If you’ve forgotten, let me tell remind you of the situation you’re living in:

– The city of Beirut currently has no water. It’s only May, and it’s still raining. I literally bought water yesterday to be able to shower. I see this becoming a worse pattern as summer rolls by.

– The city of Beirut is stinking of garbage. Its people are going to hospitals with all kinds of respiratory problems because of the smell. The pollution because of the garbage crisis will take years to resolve.

– Many of the youth of Beirut not only don’t live in Beirut anymore, but have left the country, as is the case with many Lebanese, for better opportunities. Hashtag My Dubai. Maybe we should just keep calling Dubai Madinati instead so el sheikh Saad ma yez3al?

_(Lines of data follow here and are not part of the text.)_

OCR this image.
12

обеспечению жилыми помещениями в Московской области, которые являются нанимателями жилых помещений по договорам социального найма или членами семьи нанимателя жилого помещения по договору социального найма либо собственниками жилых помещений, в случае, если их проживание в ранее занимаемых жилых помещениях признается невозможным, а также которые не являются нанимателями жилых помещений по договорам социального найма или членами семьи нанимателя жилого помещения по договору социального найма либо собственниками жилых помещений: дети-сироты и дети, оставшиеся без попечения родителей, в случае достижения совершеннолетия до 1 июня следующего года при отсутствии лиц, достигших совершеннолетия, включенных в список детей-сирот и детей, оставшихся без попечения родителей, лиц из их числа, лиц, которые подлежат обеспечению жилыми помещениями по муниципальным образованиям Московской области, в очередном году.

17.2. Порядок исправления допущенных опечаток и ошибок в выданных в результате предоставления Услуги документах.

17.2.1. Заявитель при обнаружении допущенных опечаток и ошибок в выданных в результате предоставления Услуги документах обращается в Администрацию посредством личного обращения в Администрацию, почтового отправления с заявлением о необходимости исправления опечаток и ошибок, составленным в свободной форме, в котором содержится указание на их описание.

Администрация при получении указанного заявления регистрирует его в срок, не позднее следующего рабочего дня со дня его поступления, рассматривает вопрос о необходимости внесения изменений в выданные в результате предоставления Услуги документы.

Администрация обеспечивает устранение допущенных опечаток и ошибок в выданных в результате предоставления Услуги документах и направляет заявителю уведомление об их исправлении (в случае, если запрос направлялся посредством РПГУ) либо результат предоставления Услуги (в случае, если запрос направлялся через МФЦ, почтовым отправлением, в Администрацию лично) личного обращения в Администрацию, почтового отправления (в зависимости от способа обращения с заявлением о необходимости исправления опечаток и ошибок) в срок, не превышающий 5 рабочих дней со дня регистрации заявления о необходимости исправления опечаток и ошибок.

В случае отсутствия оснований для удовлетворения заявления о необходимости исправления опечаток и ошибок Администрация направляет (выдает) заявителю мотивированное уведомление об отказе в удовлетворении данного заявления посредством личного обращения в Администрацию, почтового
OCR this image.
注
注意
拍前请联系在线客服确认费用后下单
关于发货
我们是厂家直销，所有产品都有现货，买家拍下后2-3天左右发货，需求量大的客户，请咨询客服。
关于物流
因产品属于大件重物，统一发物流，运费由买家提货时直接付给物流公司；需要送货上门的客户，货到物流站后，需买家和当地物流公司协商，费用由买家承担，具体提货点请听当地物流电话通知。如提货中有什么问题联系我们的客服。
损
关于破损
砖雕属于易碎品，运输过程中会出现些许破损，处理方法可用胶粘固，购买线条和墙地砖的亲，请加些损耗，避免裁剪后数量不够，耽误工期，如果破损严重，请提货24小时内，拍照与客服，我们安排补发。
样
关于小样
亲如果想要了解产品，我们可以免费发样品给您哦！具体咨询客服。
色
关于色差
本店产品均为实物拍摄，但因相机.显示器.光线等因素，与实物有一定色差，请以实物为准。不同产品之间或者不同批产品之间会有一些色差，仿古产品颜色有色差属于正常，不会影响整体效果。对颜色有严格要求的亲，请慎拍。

– The city’s Centre, Nejmeh Square, is currently off access to its people and all Lebanese. Why? Because our parliament that is not even working is present there. Spoiler alert: foreigners are allowed to enter.

– You, as Beiruti and Lebanese, are always under the mercy of whichever politician you have the displeasure of encountering. If you’re on the road driving and you come by one of their convoys, they will run you over to move ahead. It is the way things are when entities feel they are always above reproach.

– You, as Beiruti and Lebanese, are worth nothing more than $100 on Election Day for your politicians.  They don’t care about planning for a better future for you and your children. They only care about you voting for them on Election Day.

– The situation is so comically sad that clubs in the country are being forced to close the day before each mohafaza votes, which happens to be on the day those places make the most money: on Saturday. The system doesn’t even know how to function without killing your livelihood.

– The political establishment has worked tirelessly to sell your land to the highest bidder, to ban you from going to the beach that is your public property, to wall off Raoucheh from its people to turn it into a construction site, to destroy your heritage.

– The political establishment has made your economy such a mess that your child is born with $15,000 in debt.

– The political establishment has made your reality in such a way that you and your children are limited by where you are born, the sect you are born into, who you know, and how much money you have.

– The political establishment has not been able to give you a president. It’s been two years. It has stolen your right to vote two times so far to keep itself in power. It has not managed to come up with a decent electoral law.

– The political establishment tried to KILL you in August when you protested against their trash. They were not even sorry.

– The political establishment funds its own wars, as was the case in Tripoli, and you’re the last of their concerns. It takes tax money out of you but gives you nothing in return but hell.

Do you want to keep the status quo as it is? Do you want to give the politicians that have been ruining your life a free pass for more years to come? Do you want them to keep running unchecked, aware that no matter how horrible they are, no matter how badly they treat you, no matter how little a bug they see you, no matter how many times you curse them over the years, they can count on you falling in line when it counts, on Election Day?

Say no to keeping the country braindead, and vote Beirut Madinati.